三陽商会「ECOALF」ブランド、関西で初のPOPUPストア
update: 2020/11/09
《店頭レポート》
三陽商会が手掛けるサステナブルブランド「ECOALF」(エコアルフ)が11月4−17日の約2週間、阪急うめだ本店8階でPOPUP(ポップアップ)ストアを出店している。リアル店舗は関東圏に限定されていたため、関西では初のショップだ。
JVビジネスで自社企画製品も展開
「ECOALF」は2009年、スペインで立ち上げられたサステナブルファッションブランド。日本では三陽商会と本国企業のジョイントベンチャー(JV)として、ジャパン社を設立し、運営している(出資比率は三陽商会がマジョリティー)。基本的なラインナップは本国が企画したグローバルモデルだが、三陽商会が独自の日本企画も手掛けている。
リアルの既存店舗は東京・渋谷と二子玉川の2店舗。そのほか、自社ECなどでも販売している。ブランド自体は前述の通り2009年からスタートしており、現在15カ国・600アカウントで展開中だ。日本では今春から本格的に販売をスタートした。
顧客層は、サステナブルやこだわりのある商品に関心があるユーザーが多い。"Because there is no planet B"(第2の地球はないのだから)をブランドメッセージに掲げているが、意図した客層へ届いているようだ。今回のポップアップの出店に際し、事前に自社のSNSで告知したが、「非常に反応が良かった」(三陽商会事業本部コーポレート・エコアルフビジネス部、下川雅敏 エコアルフ企画課長)という。「関西にリアル店舗がなかったので、出店を楽しみにしていた顧客が多かった」(下川課長)。
雑貨ではシューズが人気を集める
今回のポップアップは、阪急うめだ本店8階のイベントスペースに出店する。スポーツ関連テナントが集まる「イングス」の一角だ。メンズ・レディス商材を提案するファッションブランドだが、サステナブルや機能性素材を扱う特徴があるため、店側もブランド側もこうした出店立地が相応しいとの意見で一致したようだ。
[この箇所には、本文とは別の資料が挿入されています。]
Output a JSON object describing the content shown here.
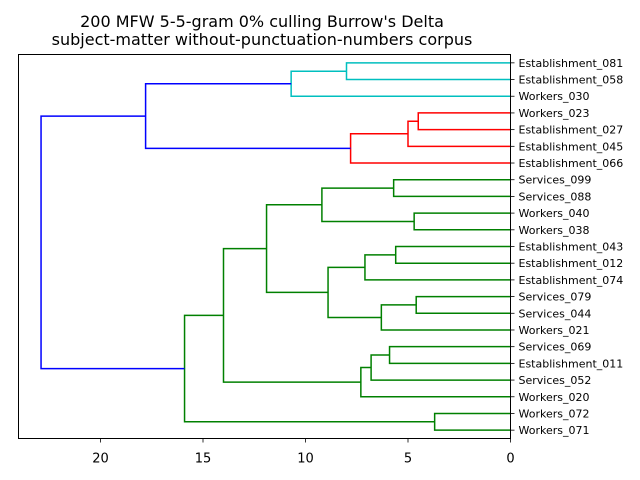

今秋の一押し商品は、コーヒー豆の“かす”をケミカルリサイクルしたポリエステルを採用した中綿ジャケット「KATMANDU マルチジャケット」(カトマンドゥ マルチジャケット。フッ素由来の撥水剤を使用しない、いわゆるフッ素フリー製品。生地が本来持っている機能性――撥水性、耐水性を兼ね備える。持続可能なサプライチェーンを経た製品に付けられる「ブルーサイン」の認証も取っている。アウトドアブランドでは「ブルーサイン」認証はそれほど珍しい事ではないが、ファッションブランドではまだまだ少数派だ。シルエットは昨今のアウトドア・トレンドを意識した体裁だ。
日本企画の第1号は、「サンヨーコート」の技術を使ったロングコート。リサイクルナイロン素材を採用し、エアバッグの廃材を補強素材として使用している。ブランドの本国も、日本独自の企画に期待を寄せている。
展開アイテムは前述のジャケットのほか、ロングジャケットやTシャツ、ニット関連など。いずれもリサイクル素材を使用した製品だ。同じくリサイクル素材を使用したシューズ=スニーカーも人気アイテムで、売上比率は30%を超えている。通年でブランド展開する場合、こうした年間定番品の存在は大きな力になる。
上代設定も考慮されており、例えば「KATMANDU マルチジャケット」は3万9,600円(税込み)。ポリエステル主体の機能性ジャケットでは、上代が4万円台を切るアイテムは少ない。「グローバルでロットを確保できる」(下川課長)ため、適正な上代に抑えられているらしい。
ブランド自体の売上高は非公表だが、顧客の関心は高い。店舗側からも、数少ないサステナブルブランドとしての期待が大きい。アパレル以外の企業から、協業の誘いもあるそうで、来年以降に実現できる計画だ。